I'd expect the lock free version to be at least as fast as spinlock, but it's like 1.5x times slower both for one and for 12 threads (I'm using Intel Core i5 11th gen with 6 cores and HT). It's my first experience in writing lock free structures and I'm confused. What I'm doing wrong? Am I expect too much from the lock-free approach or doing something not optimal way?
Upvotes: 1
Views: 222
Reputation: 41522
Lock-free algorithms are NOT guaranteed to be faster than lock-based algorithms. In highly-contended situations, they can easily be slower.
Since your code consists almost entirely of atomic reads, writes, and CASs, there's going to be a ton of work spent on ensuring cache coherence between the cores, transferring data and adjusting cache line states. No core will get to "own" m_nextFreeHandle
for more than a few cycles. This is the worst case for lock-free algorithms.

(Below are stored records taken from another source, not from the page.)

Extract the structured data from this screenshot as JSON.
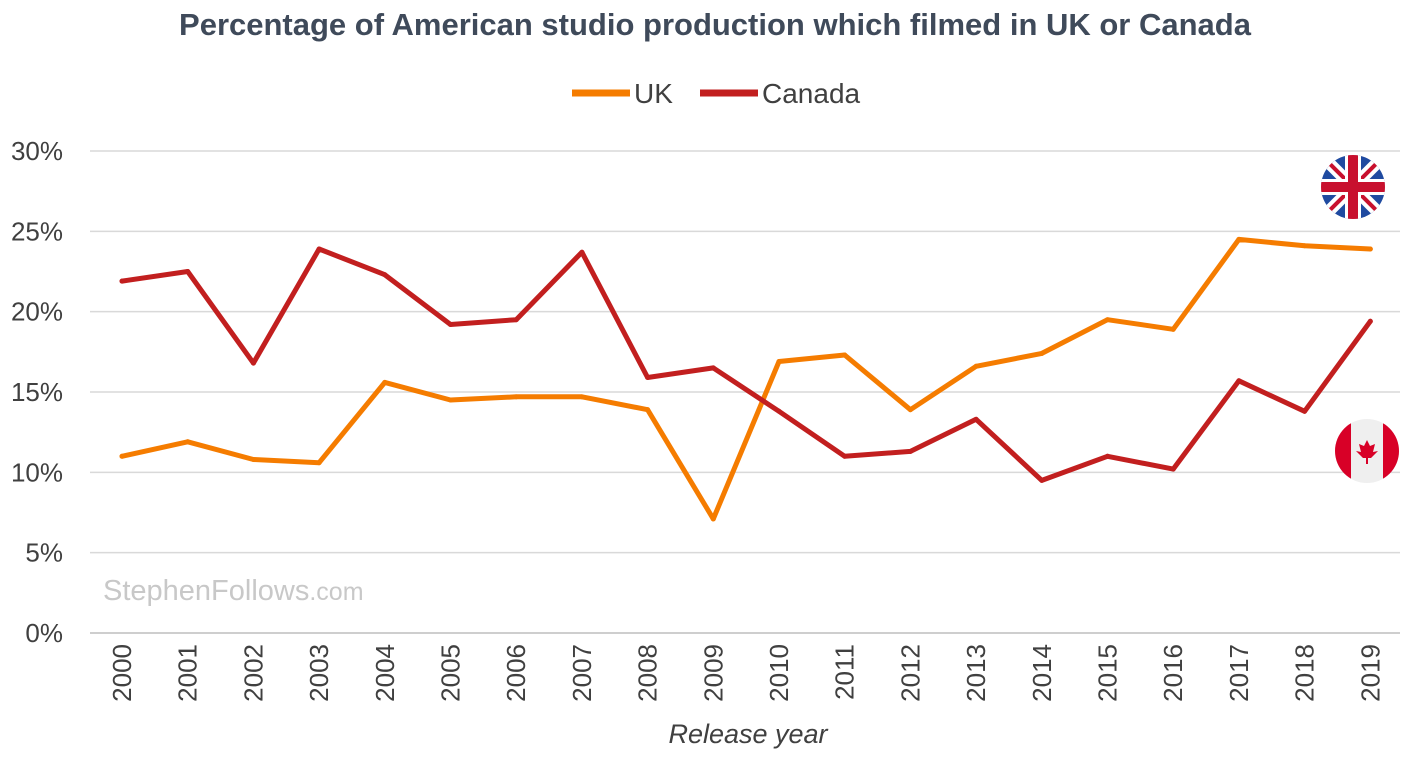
{
  "chart_data": {
    "type": "line",
    "title": "Percentage of American studio production which filmed in UK or Canada",
    "xlabel": "Release year",
    "ylabel": "",
    "x": [
      "2000",
      "2001",
      "2002",
      "2003",
      "2004",
      "2005",
      "2006",
      "2007",
      "2008",
      "2009",
      "2010",
      "2011",
      "2012",
      "2013",
      "2014",
      "2015",
      "2016",
      "2017",
      "2018",
      "2019"
    ],
    "yticks": [
      "0%",
      "5%",
      "10%",
      "15%",
      "20%",
      "25%",
      "30%"
    ],
    "ylim": [
      0,
      30
    ],
    "grid": true,
    "legend_position": "top-center",
    "series": [
      {
        "name": "UK",
        "color": "#f57c00",
        "values": [
          11.0,
          11.9,
          10.8,
          10.6,
          15.6,
          14.5,
          14.7,
          14.7,
          13.9,
          7.1,
          16.9,
          17.3,
          13.9,
          16.6,
          17.4,
          19.5,
          18.9,
          24.5,
          24.1,
          23.9
        ]
      },
      {
        "name": "Canada",
        "color": "#c21f1f",
        "values": [
          21.9,
          22.5,
          16.8,
          23.9,
          22.3,
          19.2,
          19.5,
          23.7,
          15.9,
          16.5,
          13.8,
          11.0,
          11.3,
          13.3,
          9.5,
          11.0,
          10.2,
          15.7,
          13.8,
          19.4
        ]
      }
    ]
  },
  "watermark": {
    "main": "StephenFollows",
    "suffix": ".com"
  },
  "flags": {
    "uk": "uk-flag-icon",
    "canada": "canada-flag-icon"
  }
}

In contrast, your lock-based approach has the effect of slowing down those contentions. After the first thread grabs the lock, the other threads will fail to acquire the lock a couple of times and then yield. Yielding involves a context switch, which will take many cycles to complete. Meanwhile, the first thread is actually getting work done, with an uncontended spinlock and an uncontended m_nextFreeHandle
. Eventually it'll get sniped by some other core, and then it likewise will repeatedly yield while some other core gets work done.
In short, this is not a workload where having multiple cores is going to help, because all it involves is communicating between cores. Lock-free programming just makes that worse.
Upvotes: 1